Dyskutanci obalili również wciąż pokutujący mit, że fintechy stanowią zagrożenie dla działalności instytucji finansowych.
– Nie możemy mówić o rewolucji, ponieważ sami poszukujemy nowatorskich firm z branży finansowej, a one poszukują nas. W tym układzie najlepszym rozwiązaniem jest kooperacja, której efektem będzie lepsze spełnienie oczekiwań klientów i obniżenie kosztów działalności – uważa Brunon Bartkiewicz, prezes zarządu ING Bank Śląski. – Każda firma jest rozliczona za swoją efektywność, a na to nie ma jednej dobrej recepty. Firma, która się nie rozwija, jest skazana na porażkę, i dotyczy to także naszego sektora. Musimy więc poszukiwać nowy, lepszych i tańszych rozwiązań.

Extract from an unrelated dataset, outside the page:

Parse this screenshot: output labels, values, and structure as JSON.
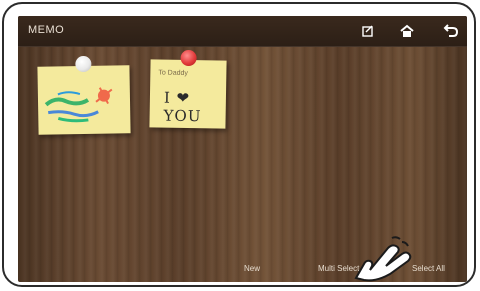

– Bo najważniejsze jest pytanie, czy fintech może zaoferować nam wartość, którą wykorzystamy z pożytkiem dla naszych klientów i jednocześnie uda się na tym zarobić – dodaje Zbigniew Jagiełło, prezes zarządu PKO BP. – My nie wspieramy start-upów jako inwestor, my żyjemy z nimi w zgodzie i wspólnie zarabiamy na ich nowatorskich pomysłach.